Kapliczka nie była jedyną atrakcją na tej drodze ;) Jakiś kilometr dalej zobaczyłem coś takiego:
Podczas ciągłego, dość stromego podejścia odsłoniły się przede mną pierwsze tego roku górskie panoramy na polskim szlaku: na to wiekopomne zdjęcie załapała się Wielka Racza :)
W niecałą godzinę po opuszczeniu Rycerki Górnej Kolonii znalazłem się na Przegibku, nieco poniżej schroniska, gdzie na łąkach panowała błoga, idylliczna cisza.
Kolejna ciekawa kapliczka:
Widoki z Przełęczy Przegibek na Banię:
10 maja 2014 (ta wycieczka to w ogóle osobna historia, polecam przeczytać moją relację z niej) też byłem w tym miejscu, idąc w odwrotną stronę: niebieskim szlakiem z Hali Rycerzowej. Tym razem poszedłem równoległym szlakiem, czerwonym, biegnącym nieco wyżej od niebieskiego. Szlak ten jest kwintesencją Worka Raczańskiego: wiodący przez dzikie ostępy leśne.
Widoków jest raczej mało (co mi nie przeszkadzało, bo na tym szlaku bardziej od widoków liczyła się wspaniała atmosfera dzikości i kompletnego odizolowania), jednak w jednym punkcie odsłania się panorama Wielkiej Rycerzowej, na którą szlak zmierza.
Osiągnąwszy szczyt Wielkiej Rycerzowej (1226 m n.p.m.), rozpocząłem zejście na Halę Rycerzową. Przypominałem sobie, jak mi szczęka opadła podczas tej wspomnianej majowej wyprawy w 2014 roku, gdy wyszedłem z lasu i zobaczyłem fantastyczną panoramę hali poniżej... Tym razem wiedziałem czego się spodziewać, lecz i tak zrobiło na mnie wrażenie. Ledwo mogłem uwierzyć, że jestem tu naprawdę. Przecież jeszcze lekko ponad dobę wcześniej byłem w Hiszpanii!

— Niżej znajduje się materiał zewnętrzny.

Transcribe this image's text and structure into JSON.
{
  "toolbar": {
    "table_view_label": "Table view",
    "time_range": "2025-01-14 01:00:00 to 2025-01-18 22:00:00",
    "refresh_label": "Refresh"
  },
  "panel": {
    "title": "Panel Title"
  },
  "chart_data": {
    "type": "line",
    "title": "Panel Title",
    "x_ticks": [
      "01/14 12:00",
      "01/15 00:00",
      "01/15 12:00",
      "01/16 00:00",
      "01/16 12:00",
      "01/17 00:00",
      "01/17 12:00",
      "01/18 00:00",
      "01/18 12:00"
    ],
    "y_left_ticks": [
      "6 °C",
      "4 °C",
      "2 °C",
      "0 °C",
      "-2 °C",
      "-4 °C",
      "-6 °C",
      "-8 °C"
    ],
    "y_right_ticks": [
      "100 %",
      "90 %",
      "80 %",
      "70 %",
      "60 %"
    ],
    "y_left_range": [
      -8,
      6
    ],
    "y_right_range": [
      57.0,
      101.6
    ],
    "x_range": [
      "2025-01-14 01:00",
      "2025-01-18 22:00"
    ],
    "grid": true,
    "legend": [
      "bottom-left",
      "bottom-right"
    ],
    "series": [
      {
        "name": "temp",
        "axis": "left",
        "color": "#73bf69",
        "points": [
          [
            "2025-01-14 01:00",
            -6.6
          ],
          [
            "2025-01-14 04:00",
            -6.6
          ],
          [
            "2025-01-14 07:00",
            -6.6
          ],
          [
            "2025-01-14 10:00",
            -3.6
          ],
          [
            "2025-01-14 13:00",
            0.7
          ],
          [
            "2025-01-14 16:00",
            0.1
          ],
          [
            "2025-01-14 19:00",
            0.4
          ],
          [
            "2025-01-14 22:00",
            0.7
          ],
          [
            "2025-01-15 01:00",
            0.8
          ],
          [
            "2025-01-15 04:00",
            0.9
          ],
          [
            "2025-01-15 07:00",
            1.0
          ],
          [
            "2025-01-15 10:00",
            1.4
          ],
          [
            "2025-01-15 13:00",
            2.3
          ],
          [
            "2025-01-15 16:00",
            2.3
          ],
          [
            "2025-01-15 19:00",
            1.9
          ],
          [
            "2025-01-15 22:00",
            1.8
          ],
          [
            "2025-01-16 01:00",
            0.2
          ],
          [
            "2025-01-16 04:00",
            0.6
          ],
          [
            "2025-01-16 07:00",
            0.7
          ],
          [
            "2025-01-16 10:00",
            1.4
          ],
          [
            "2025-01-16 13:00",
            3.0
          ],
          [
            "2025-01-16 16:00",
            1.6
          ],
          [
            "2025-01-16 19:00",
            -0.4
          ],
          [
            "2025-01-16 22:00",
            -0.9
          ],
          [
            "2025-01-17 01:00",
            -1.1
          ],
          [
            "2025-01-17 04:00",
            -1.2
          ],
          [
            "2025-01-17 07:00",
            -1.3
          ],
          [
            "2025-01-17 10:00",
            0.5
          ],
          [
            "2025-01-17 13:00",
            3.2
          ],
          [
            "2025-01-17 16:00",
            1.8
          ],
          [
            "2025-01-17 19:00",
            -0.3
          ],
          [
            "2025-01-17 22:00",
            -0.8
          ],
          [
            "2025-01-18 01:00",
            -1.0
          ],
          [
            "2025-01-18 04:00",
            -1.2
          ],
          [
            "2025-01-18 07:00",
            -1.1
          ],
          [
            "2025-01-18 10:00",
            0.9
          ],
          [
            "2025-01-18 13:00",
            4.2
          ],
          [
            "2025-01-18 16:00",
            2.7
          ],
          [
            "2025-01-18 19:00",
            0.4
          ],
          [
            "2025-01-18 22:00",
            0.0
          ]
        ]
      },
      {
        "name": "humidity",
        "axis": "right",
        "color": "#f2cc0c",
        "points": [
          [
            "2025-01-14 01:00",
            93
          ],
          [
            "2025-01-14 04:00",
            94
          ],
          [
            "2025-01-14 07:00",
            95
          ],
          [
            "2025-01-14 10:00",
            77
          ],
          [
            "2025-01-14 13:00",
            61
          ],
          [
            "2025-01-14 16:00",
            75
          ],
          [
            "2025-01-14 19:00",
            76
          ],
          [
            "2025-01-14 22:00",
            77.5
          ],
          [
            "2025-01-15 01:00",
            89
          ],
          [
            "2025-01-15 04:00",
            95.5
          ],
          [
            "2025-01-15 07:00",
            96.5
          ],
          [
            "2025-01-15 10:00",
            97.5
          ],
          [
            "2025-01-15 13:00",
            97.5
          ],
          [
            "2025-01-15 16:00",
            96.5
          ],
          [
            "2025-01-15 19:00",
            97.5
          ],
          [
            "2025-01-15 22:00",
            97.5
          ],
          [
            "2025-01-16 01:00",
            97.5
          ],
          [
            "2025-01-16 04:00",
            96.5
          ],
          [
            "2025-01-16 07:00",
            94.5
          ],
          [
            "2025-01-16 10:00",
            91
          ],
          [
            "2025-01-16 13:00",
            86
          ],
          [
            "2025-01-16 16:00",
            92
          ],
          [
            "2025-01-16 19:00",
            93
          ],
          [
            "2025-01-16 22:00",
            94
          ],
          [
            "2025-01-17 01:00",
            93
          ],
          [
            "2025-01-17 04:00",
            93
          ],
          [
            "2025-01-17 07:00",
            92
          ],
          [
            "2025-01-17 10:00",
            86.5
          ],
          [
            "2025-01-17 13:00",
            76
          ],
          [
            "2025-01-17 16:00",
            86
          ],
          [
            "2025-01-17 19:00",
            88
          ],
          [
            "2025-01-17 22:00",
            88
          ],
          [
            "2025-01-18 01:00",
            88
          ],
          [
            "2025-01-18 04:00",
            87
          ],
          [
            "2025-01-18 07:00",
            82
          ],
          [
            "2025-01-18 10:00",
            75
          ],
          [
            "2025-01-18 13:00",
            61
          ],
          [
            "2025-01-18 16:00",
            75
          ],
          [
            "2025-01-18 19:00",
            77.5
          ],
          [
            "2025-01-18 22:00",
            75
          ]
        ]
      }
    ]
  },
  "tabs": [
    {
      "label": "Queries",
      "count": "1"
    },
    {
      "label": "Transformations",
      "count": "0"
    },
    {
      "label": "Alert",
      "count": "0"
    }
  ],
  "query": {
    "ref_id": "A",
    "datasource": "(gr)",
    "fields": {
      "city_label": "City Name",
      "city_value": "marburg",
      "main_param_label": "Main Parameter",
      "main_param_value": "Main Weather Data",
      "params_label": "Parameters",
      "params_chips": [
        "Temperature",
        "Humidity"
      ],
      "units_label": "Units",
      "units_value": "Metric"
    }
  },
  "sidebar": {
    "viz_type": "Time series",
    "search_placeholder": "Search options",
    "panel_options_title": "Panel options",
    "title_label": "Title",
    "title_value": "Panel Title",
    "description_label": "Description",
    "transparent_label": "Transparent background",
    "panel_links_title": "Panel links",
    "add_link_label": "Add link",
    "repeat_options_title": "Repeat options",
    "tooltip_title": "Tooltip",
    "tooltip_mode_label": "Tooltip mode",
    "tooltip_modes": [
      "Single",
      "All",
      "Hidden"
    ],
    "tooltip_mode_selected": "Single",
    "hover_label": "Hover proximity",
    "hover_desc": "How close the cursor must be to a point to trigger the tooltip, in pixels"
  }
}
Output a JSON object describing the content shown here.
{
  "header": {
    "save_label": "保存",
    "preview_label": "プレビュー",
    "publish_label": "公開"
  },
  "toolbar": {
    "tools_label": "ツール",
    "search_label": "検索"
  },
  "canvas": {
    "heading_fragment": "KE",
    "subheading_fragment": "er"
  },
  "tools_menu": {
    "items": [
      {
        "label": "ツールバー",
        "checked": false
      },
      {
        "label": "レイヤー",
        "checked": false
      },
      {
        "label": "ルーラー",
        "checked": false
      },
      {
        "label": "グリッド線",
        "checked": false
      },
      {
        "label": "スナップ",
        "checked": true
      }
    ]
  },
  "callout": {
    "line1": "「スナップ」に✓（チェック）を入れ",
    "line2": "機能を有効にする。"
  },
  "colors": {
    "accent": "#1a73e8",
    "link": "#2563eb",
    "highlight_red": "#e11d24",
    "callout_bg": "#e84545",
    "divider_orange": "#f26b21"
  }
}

Tu szczyt Małej Rycerzowej widziany z hali:
To była moja trzecia wizyta na Hali Rycerzowej, a jednak jeszcze nigdy nie byłem w słynnej tamtejszej bacówce. Nadszedł w końcu na to czas! Było tam bardzo spokojnie, kręciło się tylko kilku innych turystów. Zamówiłem sobie racuchy z jagodami i usiadłem na zewnątrz na ławce, łapiąc promienie słoneczne i wdychając świeże górskie powietrze. Do tych wspaniałych wrażeń dla zmysłów dopasował się posiłek swoją jakością - racuchy były boskie :)
Tu bacówka z strzegącym ją pieskiem :)
Dla wędrowców przygotowano tam kilka atrakcji, m.in. hamaki oraz boisko do gry w siatkówkę, na którym raz do roku odbywa się słynny turniej "siatkówki górskiej".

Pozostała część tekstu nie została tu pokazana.